AFP interviewed Routh in Kyiv in April 2022, while he was taking part in a demonstration in support of Ukrainians trapped in the port city of Mariupol which was under siege by Russian forces.

"Putin is a terrorist, and he needs to be ended, so we need everybody from around the world to stop what they are doing and come here now," he told AFP at the time.

- Increasingly tense election -

The incident appeared to be the second assassination attempt on Trump, after an attack at a rally in July that left him wounded in his right ear, with one rally attendee killed.

Since then, Trump has moved most campaign events indoors, and addresses audiences from behind a bulletproof screen.

Of late, his Democratic rival Kamala Harris has also taken to speaking from behind such a barrier.

Trump's political rhetoric has always been aggressive, but his 2024 campaign has increased the temperature, with a particular focus on the hot-button issue of immigration.

The Republican says there is an ongoing "invasion" of migrants, who he alleges -- without proof -- of being responsible for a variety of violent crimes, including murder, rape and robberies, in US cities.

Last week, the Ohio town of Springfield saw a series of bomb threats called in, after Trump riled his base against the town's roughly 15,000 Haitian migrant residents, falsely accusing them of eating people's pets.

- Secret Service in crosshairs -

Sunday's incident brings the spotlight back on the US Secret Service, which is tasked with the security of sitting and former US presidents, after the earlier attack in Butler, Pennsylvania.

On July 13, a shooter managed to set up on a roof 130 yards from the president and fired at least eight times, raising serious questions about the Secret Service's competence and resulting in the resignation of the agency's director.

In Florida, the Secret Service had not secured the entirety of the golf course, focusing only on a security bubble around the president, Sheriff Bradshaw said.

"He's not the sitting president.
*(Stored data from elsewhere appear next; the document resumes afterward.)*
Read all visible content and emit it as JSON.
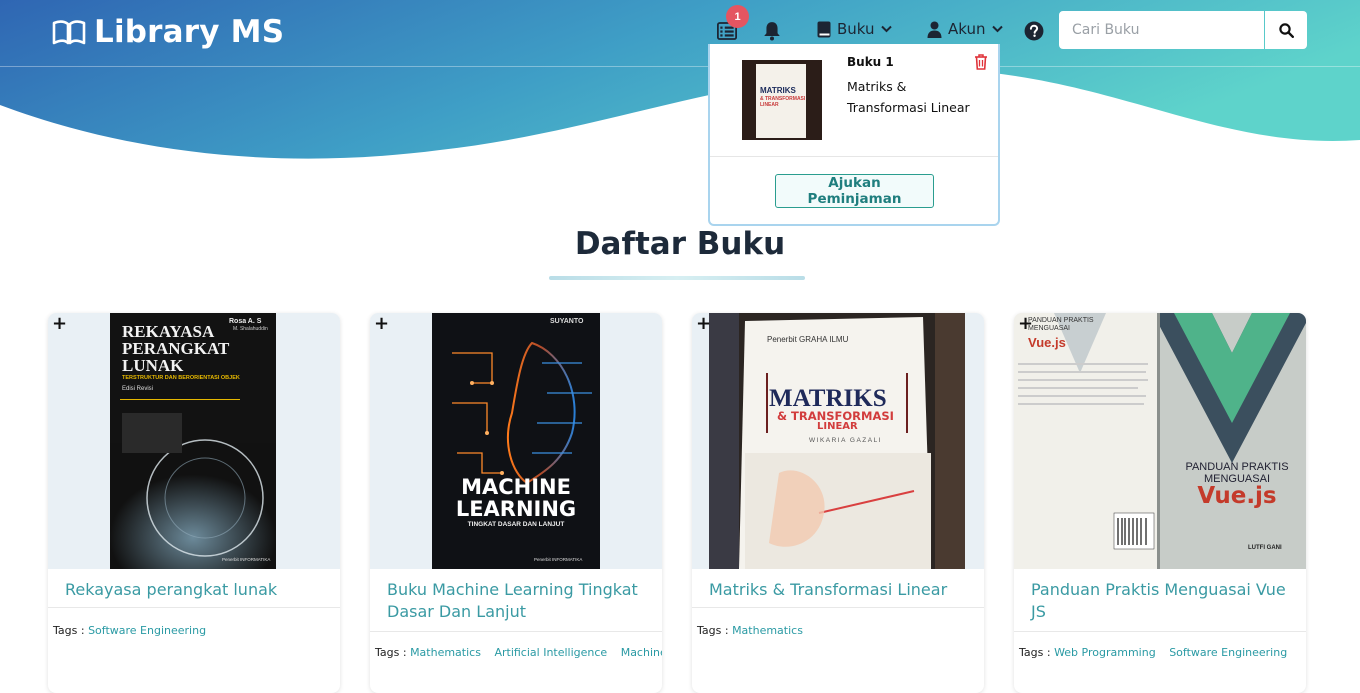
{
  "brand": {
    "title": "Library MS"
  },
  "nav": {
    "cart_badge": "1",
    "books_menu": "Buku",
    "account_menu": "Akun",
    "search_placeholder": "Cari Buku"
  },
  "cart": {
    "item_title": "Buku 1",
    "item_name": "Matriks & Transformasi Linear",
    "submit_label": "Ajukan Peminjaman",
    "thumb_title": "MATRIKS",
    "thumb_subtitle": "& TRANSFORMASI LINEAR"
  },
  "page": {
    "title": "Daftar Buku"
  },
  "tags_label": "Tags :",
  "books": [
    {
      "title": "Rekayasa perangkat lunak",
      "tags": [
        "Software Engineering"
      ],
      "cover": {
        "author": "Rosa A. S",
        "author2": "M. Shalahuddin",
        "line1": "REKAYASA",
        "line2": "PERANGKAT",
        "line3": "LUNAK",
        "subtitle": "TERSTRUKTUR DAN BERORIENTASI OBJEK",
        "edition": "Edisi Revisi",
        "publisher": "Penerbit INFORMATIKA"
      }
    },
    {
      "title": "Buku Machine Learning Tingkat Dasar Dan Lanjut",
      "tags": [
        "Mathematics",
        "Artificial Intelligence",
        "Machine"
      ],
      "cover": {
        "author": "SUYANTO",
        "line1": "MACHINE",
        "line2": "LEARNING",
        "subtitle": "TINGKAT DASAR DAN LANJUT",
        "publisher": "Penerbit INFORMATIKA"
      }
    },
    {
      "title": "Matriks & Transformasi Linear",
      "tags": [
        "Mathematics"
      ],
      "cover": {
        "publisher": "Penerbit GRAHA ILMU",
        "line1": "MATRIKS",
        "line2": "& TRANSFORMASI",
        "line3": "LINEAR",
        "author": "WIKARIA GAZALI"
      }
    },
    {
      "title": "Panduan Praktis Menguasai Vue JS",
      "tags": [
        "Web Programming",
        "Software Engineering"
      ],
      "cover": {
        "back_title": "PANDUAN PRAKTIS MENGUASAI",
        "back_vue": "Vue.js",
        "front_title": "PANDUAN PRAKTIS MENGUASAI",
        "front_vue": "Vue.js",
        "author": "LUTFI GANI"
      }
    }
  ],
  "colors": {
    "accent": "#3a9aa3",
    "header_start": "#2e6fb5",
    "header_end": "#5cd0cd",
    "badge": "#e45561"
  }
}
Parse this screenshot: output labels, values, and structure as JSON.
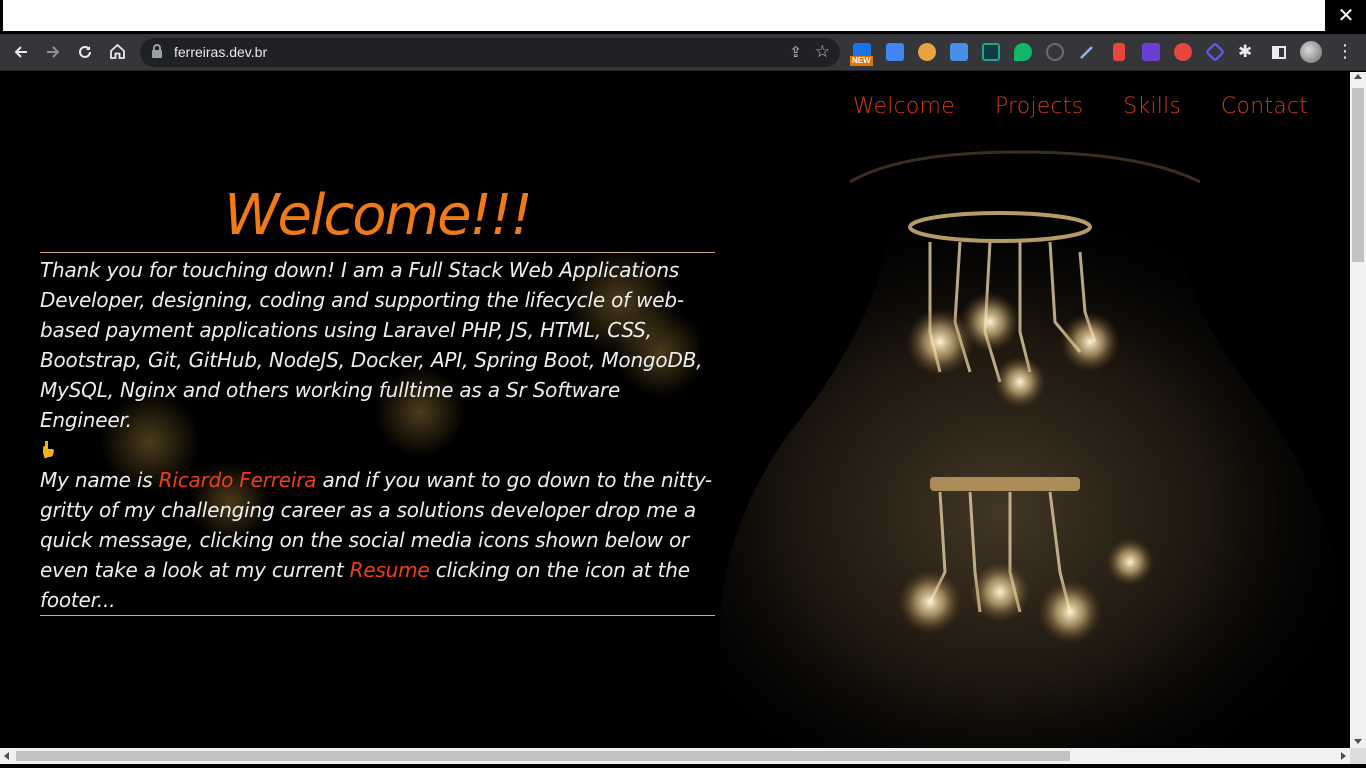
{
  "browser": {
    "close_glyph": "✕",
    "nav": {
      "back_icon": "arrow-left-icon",
      "forward_icon": "arrow-right-icon",
      "reload_icon": "reload-icon",
      "home_icon": "home-icon"
    },
    "url": "ferreiras.dev.br",
    "new_badge": "NEW",
    "extension_colors": [
      "#1a73e8",
      "#4285f4",
      "#e8a33d",
      "#4a8fe7",
      "#1fa78a",
      "#12b76a",
      "#6b6b6b",
      "#8ab4f8",
      "#e8453c",
      "#6a3fd3",
      "#e8453c",
      "#5a5ae0"
    ]
  },
  "site": {
    "nav": [
      "Welcome",
      "Projects",
      "Skills",
      "Contact"
    ],
    "heading": "Welcome!!!",
    "intro": "Thank you for touching down! I am a Full Stack Web Applications Developer, designing, coding and supporting the lifecycle of web-based payment applications using Laravel PHP, JS, HTML, CSS, Bootstrap, Git, GitHub, NodeJS, Docker, API, Spring Boot, MongoDB, MySQL, Nginx and others working fulltime as a Sr Software Engineer.",
    "name_prefix": "My name is ",
    "name": "Ricardo Ferreira",
    "name_suffix": " and if you want to go down to the nitty-gritty of my challenging career as a solutions developer drop me a quick message, clicking on the social media icons shown below or even take a look at my current ",
    "resume": "Resume",
    "resume_suffix": " clicking on the icon at the footer...",
    "colors": {
      "nav": "#d33a0f",
      "heading": "#f07a18",
      "highlight": "#ef3f14",
      "text": "#eeeeee",
      "background": "#000000"
    }
  }
}
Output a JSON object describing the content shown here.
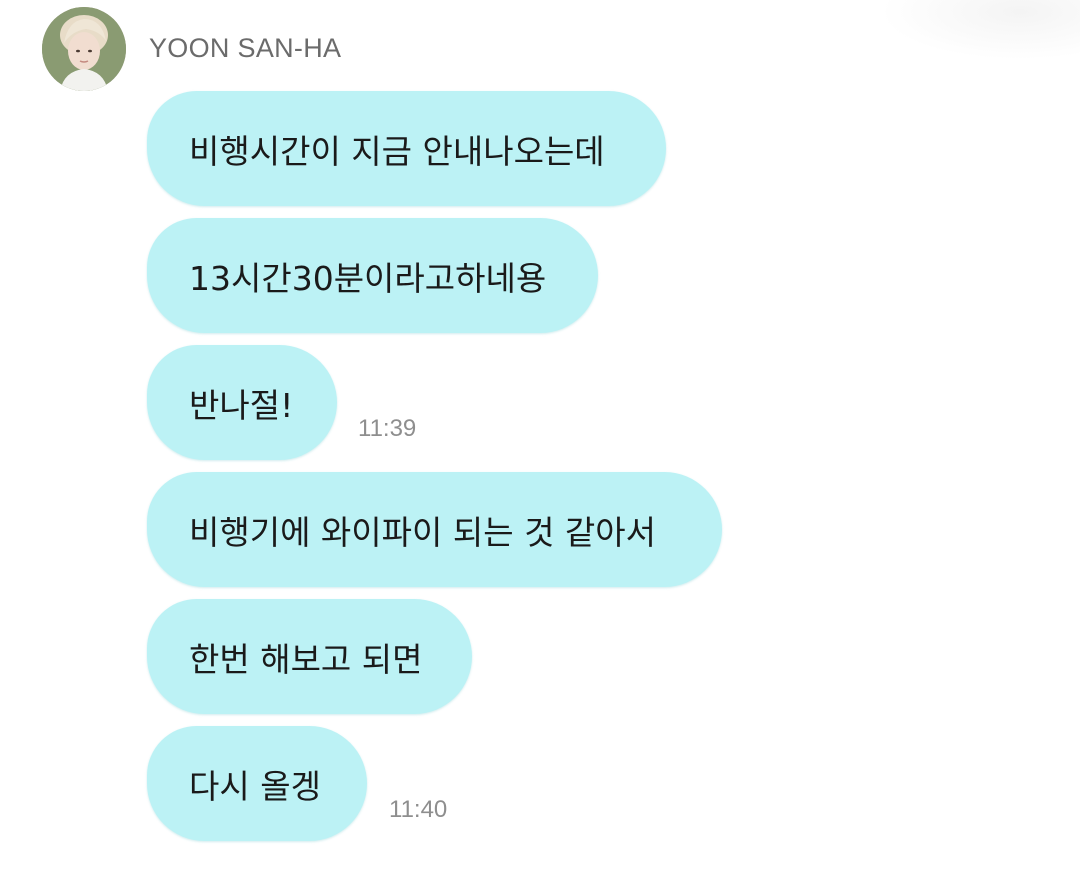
{
  "sender": {
    "name": "YOON SAN-HA"
  },
  "messages": [
    {
      "text": "비행시간이 지금 안내나오는데",
      "time": ""
    },
    {
      "text": "13시간30분이라고하네용",
      "time": ""
    },
    {
      "text": "반나절!",
      "time": "11:39"
    },
    {
      "text": "비행기에 와이파이 되는 것 같아서",
      "time": ""
    },
    {
      "text": "한번 해보고 되면",
      "time": ""
    },
    {
      "text": "다시 올겡",
      "time": "11:40"
    }
  ],
  "colors": {
    "bubble": "#bcf2f5",
    "sender_name": "#6b6b6b",
    "timestamp": "#8e8e8e"
  }
}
If he was, we would have had this entire golf course surrounded," he said.

"But because he's not, security is limited to the areas that the Secret Service deems possible."

On Monday, US President Joe Biden called for Congress to authorize an increase in personnel for the agency.

"One thing I want to make clear, the (Secret) Service needs more help, and I think the Congress should respond to their needs," Biden told reporters at the White House.